Pada ranah internal, pelembagaan nilai-nilai demokrasi kelihatannya tidak mengakar. Energi politik terhisap tanpa batas, untuk membangun dinasti politik. Secara implisit, ikhtiar busuk ini mungkin saja menggeser sumber daya lainnya (Kenawas, 2015). Di titik ini, sebuah kekuatan politik terlihat sangat solid. Namun, sebetulnya serentak ada dalam kerapuhan yang tidak terlihat. Pada aspek eksternal, kekuatan politik juga dipengaruhi eskalasi keterbukaan. Situasi yang mempercepat tumbuhnya pusat-pusat kekuatan politik alternatif, baik secara institusional maupun personal.

 

Bukan hanya pada aspek kelemahan, bagaimana kecerdasan mengelola kekuatan juga sebenarnya menentukan perjalanan kekuatan-kekuatan politik.
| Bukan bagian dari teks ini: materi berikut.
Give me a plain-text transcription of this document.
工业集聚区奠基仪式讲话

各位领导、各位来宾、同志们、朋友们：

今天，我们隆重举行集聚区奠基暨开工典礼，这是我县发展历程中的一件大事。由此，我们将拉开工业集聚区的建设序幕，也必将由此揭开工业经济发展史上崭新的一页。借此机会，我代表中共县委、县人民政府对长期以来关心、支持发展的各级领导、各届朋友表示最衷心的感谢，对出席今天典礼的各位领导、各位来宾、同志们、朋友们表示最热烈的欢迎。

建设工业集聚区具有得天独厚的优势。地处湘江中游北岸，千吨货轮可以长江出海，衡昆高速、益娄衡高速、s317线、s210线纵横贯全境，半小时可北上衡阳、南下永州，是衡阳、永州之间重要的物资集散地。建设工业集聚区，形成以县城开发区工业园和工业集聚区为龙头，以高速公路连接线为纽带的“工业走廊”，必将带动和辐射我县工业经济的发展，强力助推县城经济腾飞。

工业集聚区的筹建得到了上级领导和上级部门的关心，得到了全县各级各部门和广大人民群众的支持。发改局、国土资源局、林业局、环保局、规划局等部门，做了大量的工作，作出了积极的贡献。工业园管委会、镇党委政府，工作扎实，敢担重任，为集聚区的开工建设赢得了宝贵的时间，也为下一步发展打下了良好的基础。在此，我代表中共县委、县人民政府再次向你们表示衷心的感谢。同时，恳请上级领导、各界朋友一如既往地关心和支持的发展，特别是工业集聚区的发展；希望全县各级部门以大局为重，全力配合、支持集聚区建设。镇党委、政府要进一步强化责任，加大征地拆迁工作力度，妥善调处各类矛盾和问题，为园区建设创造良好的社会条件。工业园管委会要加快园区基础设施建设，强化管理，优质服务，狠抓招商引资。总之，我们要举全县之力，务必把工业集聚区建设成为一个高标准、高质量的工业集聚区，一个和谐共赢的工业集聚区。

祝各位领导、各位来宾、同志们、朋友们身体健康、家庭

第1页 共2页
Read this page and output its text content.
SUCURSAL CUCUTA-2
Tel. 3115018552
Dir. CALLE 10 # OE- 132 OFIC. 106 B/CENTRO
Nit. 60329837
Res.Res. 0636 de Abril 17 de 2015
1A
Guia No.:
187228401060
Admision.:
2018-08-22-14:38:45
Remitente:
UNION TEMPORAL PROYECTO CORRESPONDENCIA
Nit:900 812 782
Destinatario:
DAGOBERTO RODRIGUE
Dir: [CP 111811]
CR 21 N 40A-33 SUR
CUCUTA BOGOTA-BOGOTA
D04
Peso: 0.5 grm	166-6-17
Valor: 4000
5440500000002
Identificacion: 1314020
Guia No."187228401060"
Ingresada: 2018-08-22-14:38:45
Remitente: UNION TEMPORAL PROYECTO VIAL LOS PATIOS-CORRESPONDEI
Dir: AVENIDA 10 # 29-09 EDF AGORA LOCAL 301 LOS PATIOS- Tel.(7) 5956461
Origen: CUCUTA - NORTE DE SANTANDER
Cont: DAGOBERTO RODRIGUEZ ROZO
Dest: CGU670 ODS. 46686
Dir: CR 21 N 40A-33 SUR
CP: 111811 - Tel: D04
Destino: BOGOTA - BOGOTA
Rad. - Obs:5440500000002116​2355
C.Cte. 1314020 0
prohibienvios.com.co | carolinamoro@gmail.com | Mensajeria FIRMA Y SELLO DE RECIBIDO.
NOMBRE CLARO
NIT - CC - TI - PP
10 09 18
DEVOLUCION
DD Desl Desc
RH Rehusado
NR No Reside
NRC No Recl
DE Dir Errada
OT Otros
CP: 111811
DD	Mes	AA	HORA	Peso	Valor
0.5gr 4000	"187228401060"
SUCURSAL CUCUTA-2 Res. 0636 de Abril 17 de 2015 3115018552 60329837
Secara sosiologis, kekuatan-kekuatan politik tidak memiliki kemampuan mengatur, dan mengelola agensi-agensi politik mereka, baik ke dalam maupun ke luar. Padahal, konflik-konflik politik semacam ini selalu berkaitan dengan baik pada faktor eksternal, tetapi terlebih faktor internal mereka sendiri. Kesemrawutan yang sering tersaji di ranah politik sebagiannya muncul dari tidak memadainya profesionalitas dalam manajemen konflik (Vercesi, 2016).  

 

Kesadaran politik

 

Dalam situasi semacam ini, kita tidak menemukan dialektika wacana politik demi kematangan demokrasi. Para elite politik hanya mempertontonkan nihilisme etik. Kondisi politik ini, merujuk pada dua aspek fundamental berikut. Pertama, naluri dinasti kekeluargaan dan perkoncoan cenderung melenyapkan orientasi etis politik. Politik kekuasaan tanpa batas, cenderung berakhir tragis dengan membusukkan dirinya sendiri. Kedua, para elite tidak segan memperlihatkan kontestasi tanpa rasionalitas demokrasi. Kerakusan terus menggusur nilai-nilai utama etika politik.

 

Dua aspek di atas mendedahkan buramnya budaya politik. Tragisnya, berangkat dari potongan-potongan ketidakbecusan pengurusan sumber daya politik, situasi kontemporer ini mencuatkan divergensi pekat ketika kita sedang terengah-engah menghadapi krisis kesehatan di bawah ancaman pandemi covid-19. Para elite tanpa malu bergulat di atas panggung politik dengan urusan yang sarat bau amis kekuasaan. Negeri ini, kemudian lunglai ketika kemanusiaan tidak menjadi jiwa kunci keberadaan, sebagai kebersamaan politik.

 

Tidak ada waktu untuk mengelak dari luka-luka sejarah yang terus menguntit kesadaran bersama. Negeri ini harus terus berjalan melampaui kepedihan-kepedihan sosial-politik yang terpahat dalam ingatan. Pakar Indonesia, NS Nordholt (2001), di awal perjalanan reformasi dua dekade lalu mengingatkan kita pada panggilan politik abadi, bahwa Indonesia ialah perjalanan pencarian akan jati diri serentak proses mematangkan struktur dan mentalitas politik-kenegaraan.

 

Kesadaran bersama mesti mengalir pada panggilan merawat negeri ini sebagai sebuah keterberian politik. Indonesia sebagai anugerah politik abadi. Di dalamnya, ada kandungan tanggung jawab sosial-politik bersama—sebagaimana tema peringatan kemerdekaan RI 2021 ini—mengawal Indonesia yang terus tumbuh menjadi semakin tangguh.